Ce constat est malheureusement très pertinent puisque les différents lotissements, qu’ils soient initiés par les municipalités ou par les promoteurs privés, ne sont pas viabilisés d’avance, quelques rares exceptions mises à part. Par ailleurs, la faiblesse des ressources des municipalités ne permet pas de procéder à cette viabilisation dans des délais relativement courts après l’installation des populations. Mais aussi, il faut dire que les lotissements viabilisés coûtent cher, et les gens n’ont pas toujours les moyens de les acquérir. Et, ces personnes qui cherchent à en finir avec la location, acceptent d’acheter les parcelles n’importe où, pourvu qu’elles arrivent à construire leurs maisons. Cette situation nous contraint à ce qu’il convient d’appeler »l’urbanisme de rattrapage » pour doter les différents quartiers d’infrastructures minimales indispensables pour l’amélioration des conditions de vie des populations. Pour ce faire, outre les efforts propres de l’Etat et des collectivités locales, nous bénéficions aussi de l’appui de nos partenaires techniques et financiers qui interviennent dans le secteur des infrastructures. Mais, il faut vraiment souligner, une fois encore, la pertinence du problème que vous posez, en matière de lotissement. Pour cela, nous entendons veiller à ce que tous ceux qui font les lotissements, qu’il s’agisse des collectivités ou des promoteurs privés, prennent les dispositions nécessaires afin que tout soit fait dans les règles de l’art. Notre ministère entend jouer tout son rôle. Et, au-delà des logements, nous nous occupons aussi de tout ce qui est bâtiment administratif, des normes en matière de construction, et aussi, dans le cadre de nos missions, les services et les particuliers peuvent recourir au service des techniciens.

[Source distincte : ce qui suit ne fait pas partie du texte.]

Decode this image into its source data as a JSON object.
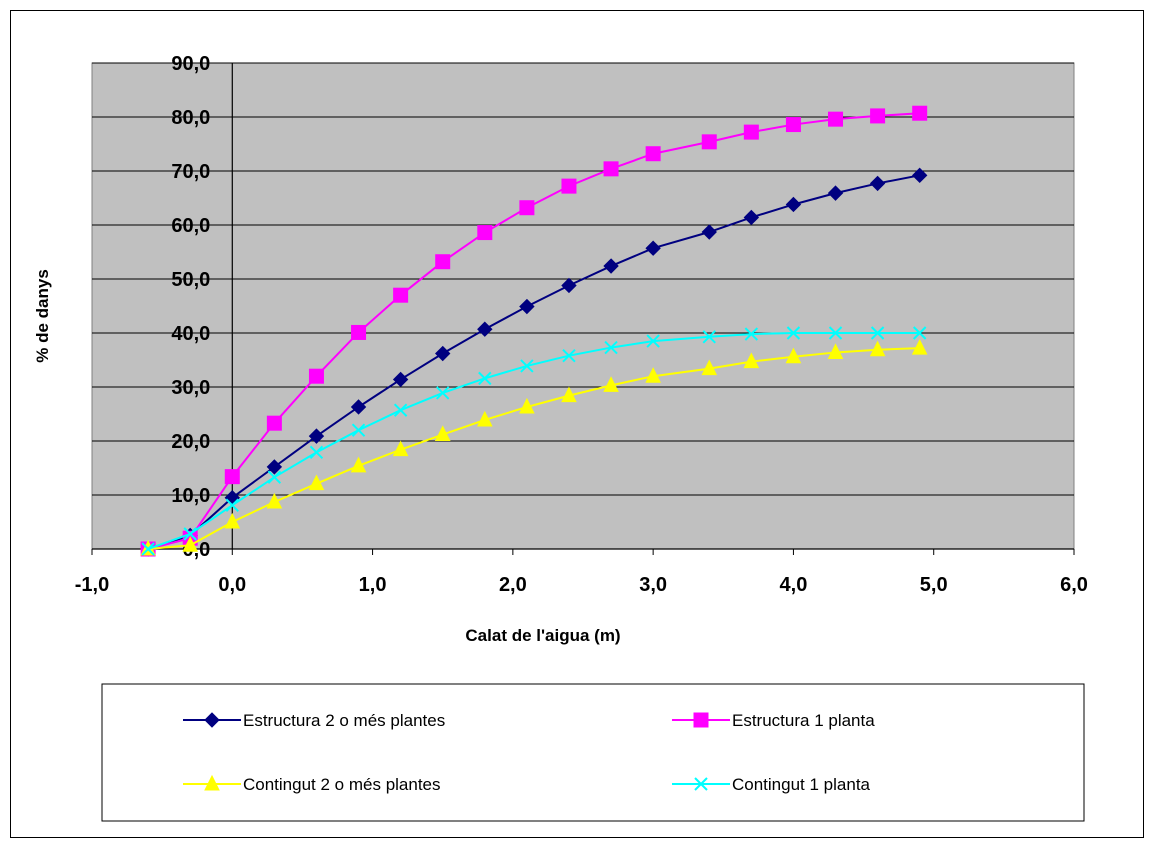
{
  "chart_data": {
    "type": "line",
    "title": "",
    "xlabel": "Calat de l'aigua (m)",
    "ylabel": "% de danys",
    "xlim": [
      -1.0,
      6.0
    ],
    "ylim": [
      0.0,
      90.0
    ],
    "x_ticks": [
      -1.0,
      0.0,
      1.0,
      2.0,
      3.0,
      4.0,
      5.0,
      6.0
    ],
    "y_ticks": [
      0.0,
      10.0,
      20.0,
      30.0,
      40.0,
      50.0,
      60.0,
      70.0,
      80.0,
      90.0
    ],
    "x_tick_labels": [
      "-1,0",
      "0,0",
      "1,0",
      "2,0",
      "3,0",
      "4,0",
      "5,0",
      "6,0"
    ],
    "y_tick_labels": [
      "0,0",
      "10,0",
      "20,0",
      "30,0",
      "40,0",
      "50,0",
      "60,0",
      "70,0",
      "80,0",
      "90,0"
    ],
    "grid": "horizontal",
    "plot_background": "#c0c0c0",
    "legend_position": "bottom",
    "x": [
      -0.6,
      -0.3,
      0.0,
      0.3,
      0.6,
      0.9,
      1.2,
      1.5,
      1.8,
      2.1,
      2.4,
      2.7,
      3.0,
      3.4,
      3.7,
      4.0,
      4.3,
      4.6,
      4.9
    ],
    "series": [
      {
        "name": "Estructura 2 o més plantes",
        "color": "#000080",
        "marker": "diamond",
        "values": [
          0.0,
          2.5,
          9.5,
          15.2,
          20.9,
          26.3,
          31.4,
          36.2,
          40.7,
          44.9,
          48.8,
          52.4,
          55.7,
          58.7,
          61.4,
          63.8,
          65.9,
          67.7,
          69.2
        ]
      },
      {
        "name": "Estructura 1 planta",
        "color": "#ff00ff",
        "marker": "square",
        "values": [
          0.0,
          2.0,
          13.4,
          23.3,
          32.0,
          40.1,
          47.0,
          53.2,
          58.6,
          63.2,
          67.2,
          70.4,
          73.2,
          75.4,
          77.2,
          78.6,
          79.6,
          80.2,
          80.7
        ]
      },
      {
        "name": "Contingut 2 o més plantes",
        "color": "#ffff00",
        "marker": "triangle",
        "values": [
          0.0,
          0.7,
          5.0,
          8.7,
          12.1,
          15.4,
          18.4,
          21.2,
          23.9,
          26.3,
          28.4,
          30.3,
          32.0,
          33.4,
          34.7,
          35.6,
          36.4,
          36.9,
          37.2
        ]
      },
      {
        "name": "Contingut 1 planta",
        "color": "#00ffff",
        "marker": "x",
        "values": [
          0.0,
          2.8,
          8.1,
          13.3,
          17.9,
          22.0,
          25.7,
          28.9,
          31.6,
          33.9,
          35.8,
          37.3,
          38.5,
          39.3,
          39.8,
          40.0,
          40.0,
          40.0,
          40.0
        ]
      }
    ]
  }
}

Le Gouvernement a annoncé, tout récemment, sa décision de réhabiliter les villages urbains de Saga et Gamkallé, à Niamey. Comment sera menée cette opération ?
Ce programme concerne Saga et Gamakalé, qui sont aujourd’hui des quartiers de la ville de Niamey. L’objectif de cette opération est d’aboutir, à terme, à la réhabilitation de ces villages urbains à travers la réalisation des infrastructures (voiries, eau, électricité, assainissement), l’élévation du niveau des équipements socio-collectifs, le décongestionnement des concessions surpeuplées, la régularisation foncière, etc. Ces actions engendreront inévitablement le déplacement de certains habitants de ces quartiers et leur recasement sur un autre site à aménager avec toutes les commodités nécessaires. Cette opération sera mise en œuvre à travers plusieurs phases successives dont celle dite »phase test » prévue de mai 2014 à septembre 2015.